米軍が行っている「タフな心を鍛える3つのメンタルトレーニング」
「オプティミストはなぜ成功するか」で有名なマーティン・セリグマン博士が、米軍用に「精神力を鍛えるトレーニングプログラム」を考案したと聞いて、さっそく読んでみました。
参考:http://www.ppc.sas.upenn.edu/mrtinarmyjan2011.pdf
セリグマン博士といえば、言わずと知れた「ポジティブ心理学の父」。というわけで、彼が考案したプログラムは、“心の柔軟性”を鍛えるのが第一の目標になっております。心が折れちゃうのはどうしようもないから、折れた心を元に戻すことにエネルギーを注いだほうがいいってことみたいですね。
で、セリグマン博士が組み立てたプログラムの要点は、以下の3つであります。
1・とにかく悪いことでもいいように解釈する
このプログラムでは、まず訓練下士官へ楽観的な思考法を教えこむみたい。どんな悪いことが起きても、とにかく「これは一時的で、ささいなことで、すぐに事態は変わる」と考えるのが重要。そのために使われるのが、論理療法ではおなじみの「ABC理論」。
- A(Activating event)=出来事を把握する
- B(Belief)=その出来事に対する自分の信念や固定観念を把握する
- C(Consequence)=その出来事は、自分の固定観念が導いた結果だと理解する
ってなステップをふむらしい。とにかく自分の解釈に意識を向けるのが大事ってわけでして、このあたりは、基本的な心理療法のテクニックを使ってるんですねぇ。
2・最悪の思考に抵抗する
よく「つねに最悪の事態を想定するのがプロだ!」なんて言いますが、実際は、最悪のケースは想像しないほうがいいらしい。セリグマン博士が挙げている例では、「妻に送った手紙が返ってこないのは、すでに離婚されたせいだ!」とか思っちゃうのが“軍隊あるある”なんだそうな。大変ですなぁ。

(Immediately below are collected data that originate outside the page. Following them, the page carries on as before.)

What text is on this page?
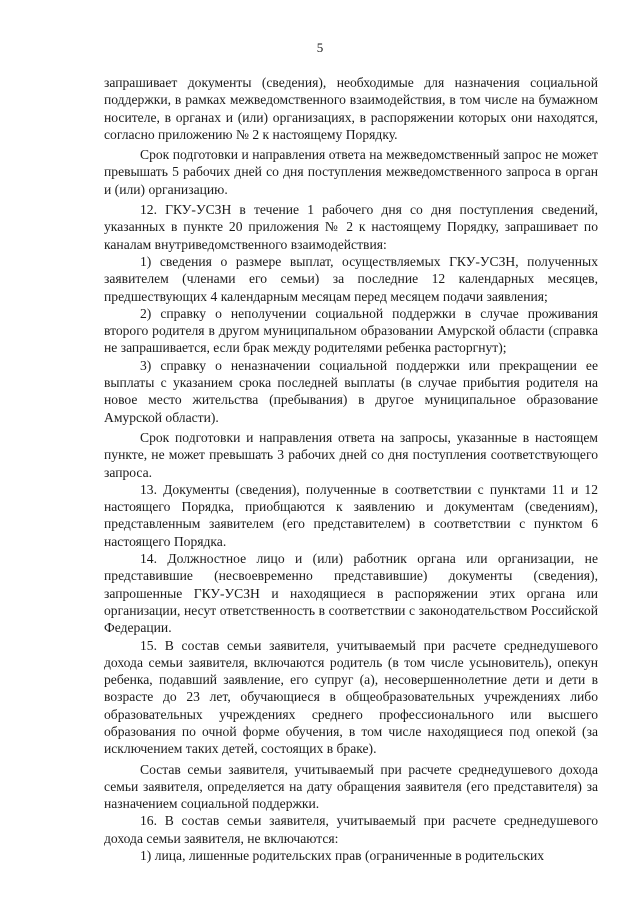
5

запрашивает документы (сведения), необходимые для назначения социальной поддержки, в рамках межведомственного взаимодействия, в том числе на бумажном носителе, в органах и (или) организациях, в распоряжении которых они находятся, согласно приложению № 2 к настоящему Порядку.

Срок подготовки и направления ответа на межведомственный запрос не может превышать 5 рабочих дней со дня поступления межведомственного запроса в орган и (или) организацию.

12. ГКУ-УСЗН в течение 1 рабочего дня со дня поступления сведений, указанных в пункте 20 приложения № 2 к настоящему Порядку, запрашивает по каналам внутриведомственного взаимодействия:

1) сведения о размере выплат, осуществляемых ГКУ-УСЗН, полученных заявителем (членами его семьи) за последние 12 календарных месяцев, предшествующих 4 календарным месяцам перед месяцем подачи заявления;

2) справку о неполучении социальной поддержки в случае проживания второго родителя в другом муниципальном образовании Амурской области (справка не запрашивается, если брак между родителями ребенка расторгнут);

3) справку о неназначении социальной поддержки или прекращении ее выплаты с указанием срока последней выплаты (в случае прибытия родителя на новое место жительства (пребывания) в другое муниципальное образование Амурской области).

Срок подготовки и направления ответа на запросы, указанные в настоящем пункте, не может превышать 3 рабочих дней со дня поступления соответствующего запроса.

13. Документы (сведения), полученные в соответствии с пунктами 11 и 12 настоящего Порядка, приобщаются к заявлению и документам (сведениям), представленным заявителем (его представителем) в соответствии с пунктом 6 настоящего Порядка.

14. Должностное лицо и (или) работник органа или организации, не представившие (несвоевременно представившие) документы (сведения), запрошенные ГКУ-УСЗН и находящиеся в распоряжении этих органа или организации, несут ответственность в соответствии с законодательством Российской Федерации.

15. В состав семьи заявителя, учитываемый при расчете среднедушевого дохода семьи заявителя, включаются родитель (в том числе усыновитель), опекун ребенка, подавший заявление, его супруг (а), несовершеннолетние дети и дети в возрасте до 23 лет, обучающиеся в общеобразовательных учреждениях либо образовательных учреждениях среднего профессионального или высшего образования по очной форме обучения, в том числе находящиеся под опекой (за исключением таких детей, состоящих в браке).

Состав семьи заявителя, учитываемый при расчете среднедушевого дохода семьи заявителя, определяется на дату обращения заявителя (его представителя) за назначением социальной поддержки.

16. В состав семьи заявителя, учитываемый при расчете среднедушевого дохода семьи заявителя, не включаются:

1) лица, лишенные родительских прав (ограниченные в родительских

で、プログラムに参加した軍人は、徹底的に「最悪の想像」に抵抗することを教えこまれるらしい。具体的には、
- その想像はどれぐらい正しいのか?
- 現実的にあり得る事態はどのようなものか?
に意識を向けさせるそうな。これも認知療法の基礎ですね。
3・感謝と寛容の態度を学ぶ
ポジティブ心理学では、よく「感謝の大事さ」が強調されるんですが、それは軍人の世界でも同じことみたい。プログラム参加者は、身の回りに起きた“ちょっといいこと”に感謝するトレーニングを課せられるんだそうな。軍隊のトレーニングとは思えない話ですけども、実際に、感謝の心が大きい兵士ほどミスが少ない傾向があるらしい。
まとめ
そんなわけで、米軍が行っている「タフな心を鍛える3つのメンタルトレーニング」でした。ポジティブ心理学がベースになっているせいもありますが、結局は軍人でも一般人でも精神を鍛える方法はほぼ同じ。認知療法や論理療法を使って、自分の誤った思い込みを正していくのが重要みたいですなぁ。